Working through the cases, I identified three beliefs that are particularly common in Japanese IT environments — and that function as resistance to change. ① “I won’t get fired for staying the same” In a culture shaped by lifetime employment and seniority-based promotion, the penalty for not changing is diffuse and slow. But the real question isn’t “will I lose my job?” It’s “will I still be able to contribute value to the people I serve?” Client organizations are moving toward AI-first operations — and they are developing internal IT literacy at pace. The era of “we don’t understand it, so we’ll leave it to the IT team” is already ending. ② “I’m not ready yet” (the bar for “ready” is impossibly high) A perfectionist tendency, common in Japanese professional culture: “learn it completely before using it.” This mindset delays the start indefinitely. New technology is not mastered before use — it is learned through use. The practical counter is to minimize the entry barrier: start with a no-code tool, run one small experiment.
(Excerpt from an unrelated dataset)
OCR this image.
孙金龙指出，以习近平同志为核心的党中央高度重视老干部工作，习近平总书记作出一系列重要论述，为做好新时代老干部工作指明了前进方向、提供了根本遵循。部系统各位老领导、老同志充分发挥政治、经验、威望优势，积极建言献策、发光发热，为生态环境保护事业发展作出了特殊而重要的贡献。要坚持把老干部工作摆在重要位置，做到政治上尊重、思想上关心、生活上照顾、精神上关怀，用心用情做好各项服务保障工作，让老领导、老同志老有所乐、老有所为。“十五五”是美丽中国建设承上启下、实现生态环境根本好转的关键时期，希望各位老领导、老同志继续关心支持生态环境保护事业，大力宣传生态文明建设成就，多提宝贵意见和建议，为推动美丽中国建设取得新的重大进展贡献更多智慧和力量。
Set “I can try it” as the first goal, not “I can do it perfectly.” The wall falls from there. ③ “What I do now will still be needed” This is the most entrenched belief. Past success generates an optimism bias: “my current expertise will remain relevant.” Researcher March called this the competency trap — dependence on what we’re already good at crowds out the space to learn what’s new. Stable IT infrastructure operations remain necessary — but they are no longer a source of differentiation on their own.


Why small groups are the rational starting point

How do you actually start a transformation? The concept that stayed with me most from the course was Social Contagion Theory (Christakis & Fowler). Emotions and behaviors spread from person to person — like a contagion. Research has shown this for obesity, happiness, and smoking cessation. The behavior doesn’t require instruction. It spreads through proximity. Organizational change works the same way. When a manager starts learning something new, their team starts learning. When a colleague tries something different, the adjacent person wants to try too. Proximity-driven behavior change is a stronger motivator than policy or mandate. This is why the starting point for transformation should not be a company-wide initiative — it should be a small group. Psychological safety forms first in small clusters of five to eight people. Two or three volunteers try something, and it spreads to five to eight, and from there into the wider organization. It takes time. But it is the only path to something that actually sticks. Large-scale launches generate proportionally large resistance, and tend to fail.


What you can do starting today: job crafting

For anyone who can’t wait for the organization to change around them: there is a concept called job crafting. The idea is that even without a change in role or structure, an individual can redefine the meaning, content, and relationships of their own work. It operates in three dimensions. Task crafting: gradually shifting the content of what you do. Relational crafting: proactively building new connections. Cognitive crafting: reinterpreting the meaning of the work itself. Cognitive crafting is the most immediately accessible. “Someone who handles system incidents” and “someone who protects business continuity for clients and generates value through that” are doing the same work — but operating from entirely different motivations. Nothing about the role or the org chart has to change. The reinterpretation alone shifts how the work is approached. And that reinterpretation can be the first step into unlearning.


Closing thoughts

As the DBS case shows, transformation takes more than fifteen years. It doesn’t close out as a project — it accumulates across generations. That’s exactly why starting today matters. From where I stand, managing an IT team: the signal I send by learning something new is stronger than any instruction I could give. Watching a manager learn is a more powerful motivator than being told to. Start small. Let it spread. That’s my conclusion.